In yet another supply chain attack, a “sophisticated” threat actor has compromised an update of password manage Passwordstate that was available for download for more than two days before the malicious activity was discovered.
Click Studios, the Australian company that owns Passwordstate, said customers that performed an in-place upgrade between April 20, at 8:33 p.m. UTC and April 22, 12:30 a.m. UTC, “had the potential to download a malformed Passwordstate_upgrade.zip file.”
According to the company’s advisories on the incident, the initial compromise was made to the upgrade director on Click Studios’ website.
“The upgrade director points the In-Place Upgrade to the appropriate version of software located on the Content Distribution Network,” the company said. “The compromise existed for approximately 28 hours before it was closed down.”
The company didn’t disclose how many victims were affected, but said that number should be relatively low. However, customers that did download the malicious file could have their password records harvested.
Regardless, customers are being asked to reset all stored passwords – especially for VPNs, firewalls, switches, local accounts or any server passwords.
Here’s more from Click Studios’ advisory:
When the In-Place Upgrade capability processes the malformed Passwordstate_upgrade.zip a modified moserware.secretsplitter.dll, with a size of 65kb, is loaded. This subsequently downloads an additional file upgrade_service_upgrade.zip file from a bad actors CDN network, starts a new background thread, converts the upgrade_service_upgrade.zip to a .NET assembly only stored in memory and begins processing.
The process extracts information about the computer system, and selects Passwordstate data, which is then posted to the bad actors CDN network. On completion the thread is then slept for 1 day.

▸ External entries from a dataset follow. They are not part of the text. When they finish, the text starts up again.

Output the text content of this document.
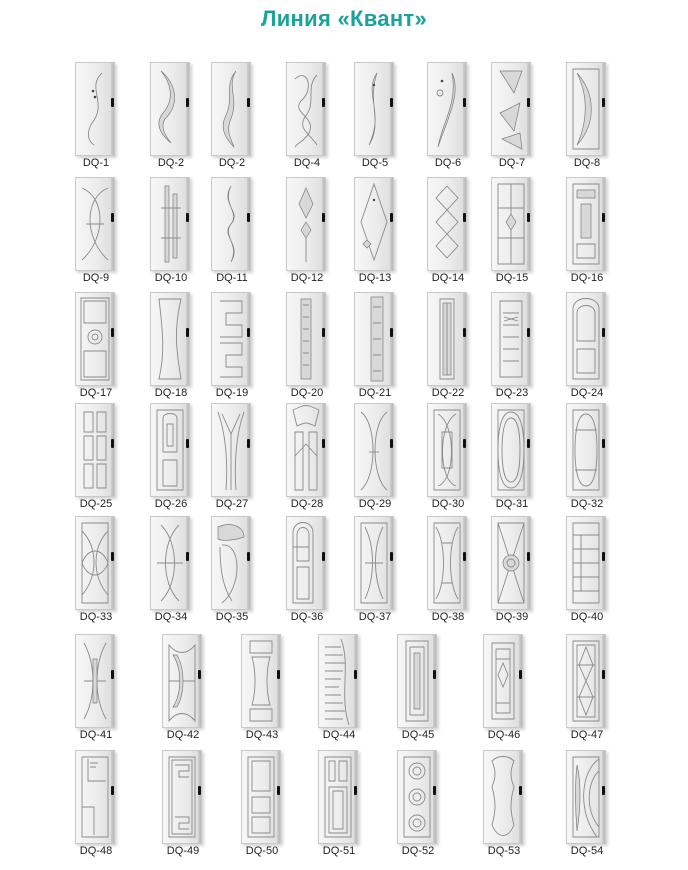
Линия «Квант»
DQ-1	DQ-2	DQ-2	DQ-4	DQ-5	DQ-6	DQ-7	DQ-8
DQ-9	DQ-10	DQ-11	DQ-12	DQ-13	DQ-14	DQ-15	DQ-16
DQ-17	DQ-18	DQ-19	DQ-20	DQ-21	DQ-22	DQ-23	DQ-24
DQ-25	DQ-26	DQ-27	DQ-28	DQ-29	DQ-30	DQ-31	DQ-32
DQ-33	DQ-34	DQ-35	DQ-36	DQ-37	DQ-38	DQ-39	DQ-40
DQ-41	DQ-42	DQ-43	DQ-44	DQ-45	DQ-46	DQ-47
DQ-48	DQ-49	DQ-50	DQ-51	DQ-52	DQ-53	DQ-54
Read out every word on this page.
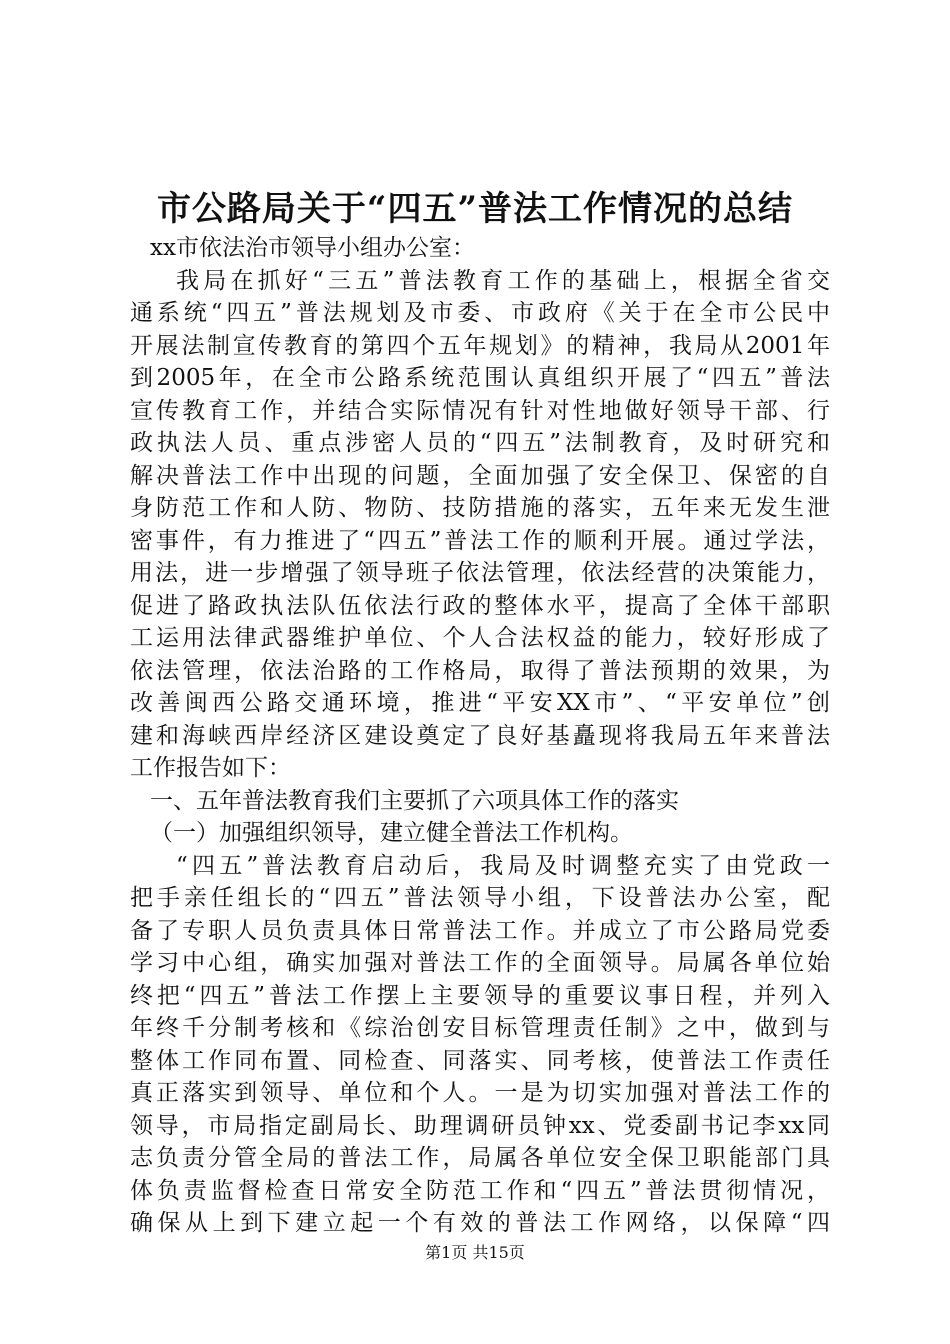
市公路局关于“四五”普法工作情况的总结
xx市依法治市领导小组办公室：
我局在抓好“三五”普法教育工作的基础上，根据全省交
通系统“四五”普法规划及市委、市政府《关于在全市公民中
开展法制宣传教育的第四个五年规划》的精神，我局从2001年
到2005年，在全市公路系统范围认真组织开展了“四五”普法
宣传教育工作，并结合实际情况有针对性地做好领导干部、行
政执法人员、重点涉密人员的“四五”法制教育，及时研究和
解决普法工作中出现的问题，全面加强了安全保卫、保密的自
身防范工作和人防、物防、技防措施的落实，五年来无发生泄
密事件，有力推进了“四五”普法工作的顺利开展。通过学法，
用法，进一步增强了领导班子依法管理，依法经营的决策能力，
促进了路政执法队伍依法行政的整体水平，提高了全体干部职
工运用法律武器维护单位、个人合法权益的能力，较好形成了
依法管理，依法治路的工作格局，取得了普法预期的效果，为
改善闽西公路交通环境，推进“平安XX市”、“平安单位”创
建和海峡西岸经济区建设奠定了良好基矗现将我局五年来普法
工作报告如下：
一、五年普法教育我们主要抓了六项具体工作的落实
（一）加强组织领导，建立健全普法工作机构。
“四五”普法教育启动后，我局及时调整充实了由党政一
把手亲任组长的“四五”普法领导小组，下设普法办公室，配
备了专职人员负责具体日常普法工作。并成立了市公路局党委
学习中心组，确实加强对普法工作的全面领导。局属各单位始
终把“四五”普法工作摆上主要领导的重要议事日程，并列入
年终千分制考核和《综治创安目标管理责任制》之中，做到与
整体工作同布置、同检查、同落实、同考核，使普法工作责任
真正落实到领导、单位和个人。一是为切实加强对普法工作的
领导，市局指定副局长、助理调研员钟xx、党委副书记李xx同
志负责分管全局的普法工作，局属各单位安全保卫职能部门具
体负责监督检查日常安全防范工作和“四五”普法贯彻情况，
确保从上到下建立起一个有效的普法工作网络，以保障“四
第1页 共15页
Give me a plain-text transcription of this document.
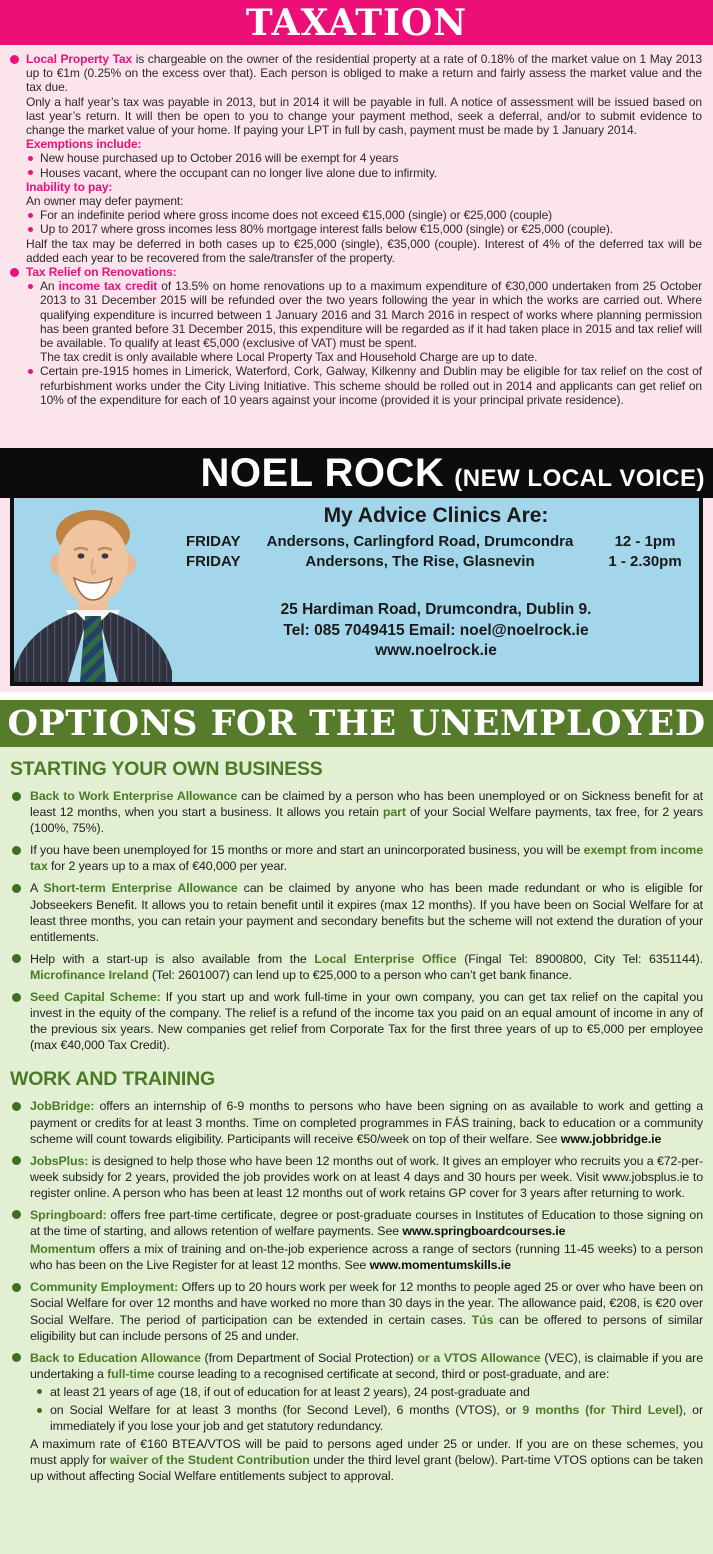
TAXATION

Local Property Tax is chargeable on the owner of the residential property at a rate of 0.18% of the market value on 1 May 2013 up to €1m (0.25% on the excess over that). Each person is obliged to make a return and fairly assess the market value and the tax due.

Only a half year’s tax was payable in 2013, but in 2014 it will be payable in full. A notice of assessment will be issued based on last year’s return. It will then be open to you to change your payment method, seek a deferral, and/or to submit evidence to change the market value of your home. If paying your LPT in full by cash, payment must be made by 1 January 2014.

Exemptions include:

New house purchased up to October 2016 will be exempt for 4 years

Houses vacant, where the occupant can no longer live alone due to infirmity.

Inability to pay:

An owner may defer payment:

For an indefinite period where gross income does not exceed €15,000 (single) or €25,000 (couple)

Up to 2017 where gross incomes less 80% mortgage interest falls below €15,000 (single) or €25,000 (couple).

Half the tax may be deferred in both cases up to €25,000 (single), €35,000 (couple). Interest of 4% of the deferred tax will be added each year to be recovered from the sale/transfer of the property.

Tax Relief on Renovations:

An income tax credit of 13.5% on home renovations up to a maximum expenditure of €30,000 undertaken from 25 October 2013 to 31 December 2015 will be refunded over the two years following the year in which the works are carried out. Where qualifying expenditure is incurred between 1 January 2016 and 31 March 2016 in respect of works where planning permission has been granted before 31 December 2015, this expenditure will be regarded as if it had taken place in 2015 and tax relief will be available. To qualify at least €5,000 (exclusive of VAT) must be spent.

The tax credit is only available where Local Property Tax and Household Charge are up to date.

Certain pre-1915 homes in Limerick, Waterford, Cork, Galway, Kilkenny and Dublin may be eligible for tax relief on the cost of refurbishment works under the City Living Initiative. This scheme should be rolled out in 2014 and applicants can get relief on 10% of the expenditure for each of 10 years against your income (provided it is your principal private residence).

NOEL ROCK (NEW LOCAL VOICE)
My Advice Clinics Are:
FRIDAY	Andersons, Carlingford Road, Drumcondra	12 - 1pm
FRIDAY	Andersons, The Rise, Glasnevin	1 - 2.30pm
25 Hardiman Road, Drumcondra, Dublin 9.
Tel: 085 7049415 Email: noel@noelrock.ie
www.noelrock.ie
OPTIONS FOR THE UNEMPLOYED
STARTING YOUR OWN BUSINESS

Back to Work Enterprise Allowance can be claimed by a person who has been unemployed or on Sickness benefit for at least 12 months, when you start a business. It allows you retain part of your Social Welfare payments, tax free, for 2 years (100%, 75%).

If you have been unemployed for 15 months or more and start an unincorporated business, you will be exempt from income tax for 2 years up to a max of €40,000 per year.

A Short-term Enterprise Allowance can be claimed by anyone who has been made redundant or who is eligible for Jobseekers Benefit. It allows you to retain benefit until it expires (max 12 months). If you have been on Social Welfare for at least three months, you can retain your payment and secondary benefits but the scheme will not extend the duration of your entitlements.

Help with a start-up is also available from the Local Enterprise Office (Fingal Tel: 8900800, City Tel: 6351144). Microfinance Ireland (Tel: 2601007) can lend up to €25,000 to a person who can’t get bank finance.

Seed Capital Scheme: If you start up and work full-time in your own company, you can get tax relief on the capital you invest in the equity of the company. The relief is a refund of the income tax you paid on an equal amount of income in any of the previous six years. New companies get relief from Corporate Tax for the first three years of up to €5,000 per employee (max €40,000 Tax Credit).

WORK AND TRAINING

JobBridge: offers an internship of 6-9 months to persons who have been signing on as available to work and getting a payment or credits for at least 3 months. Time on completed programmes in FÁS training, back to education or a community scheme will count towards eligibility. Participants will receive €50/week on top of their welfare. See www.jobbridge.ie

JobsPlus: is designed to help those who have been 12 months out of work. It gives an employer who recruits you a €72-per-week subsidy for 2 years, provided the job provides work on at least 4 days and 30 hours per week. Visit www.jobsplus.ie to register online. A person who has been at least 12 months out of work retains GP cover for 3 years after returning to work.

Springboard: offers free part-time certificate, degree or post-graduate courses in Institutes of Education to those signing on at the time of starting, and allows retention of welfare payments. See www.springboardcourses.ie

Momentum offers a mix of training and on-the-job experience across a range of sectors (running 11-45 weeks) to a person who has been on the Live Register for at least 12 months. See www.momentumskills.ie

Community Employment: Offers up to 20 hours work per week for 12 months to people aged 25 or over who have been on Social Welfare for over 12 months and have worked no more than 30 days in the year. The allowance paid, €208, is €20 over Social Welfare. The period of participation can be extended in certain cases. Tús can be offered to persons of similar eligibility but can include persons of 25 and under.

Back to Education Allowance (from Department of Social Protection) or a VTOS Allowance (VEC), is claimable if you are undertaking a full-time course leading to a recognised certificate at second, third or post-graduate, and are:

at least 21 years of age (18, if out of education for at least 2 years), 24 post-graduate and

on Social Welfare for at least 3 months (for Second Level), 6 months (VTOS), or 9 months (for Third Level), or immediately if you lose your job and get statutory redundancy.

A maximum rate of €160 BTEA/VTOS will be paid to persons aged under 25 or under. If you are on these schemes, you must apply for waiver of the Student Contribution under the third level grant (below). Part-time VTOS options can be taken up without affecting Social Welfare entitlements subject to approval.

Analysis of compromised data indicates the following information is posted back:
Computer Name, User Name, Domain Name, Current Process Name, Current Process Id, All running Processes name and ID, All running services name, display name and status, Passwordstate instance’s Proxy Server Address, Username and Password
The following fields in Passwordstate instance’s password table is posted back:
Title, UserName, Description, GenericField1, GenericField2, GenericField3, Notes, URL, Password
The Domain Name and Host name aren’t extracted as part of that process, and there isn’t evidence of encryption keys or database connection strings being posted to the bad actor CDN network, the company says.
CSIS Security Group A / S, a Dutch cybersecurity company, also posted an analysis of the attack.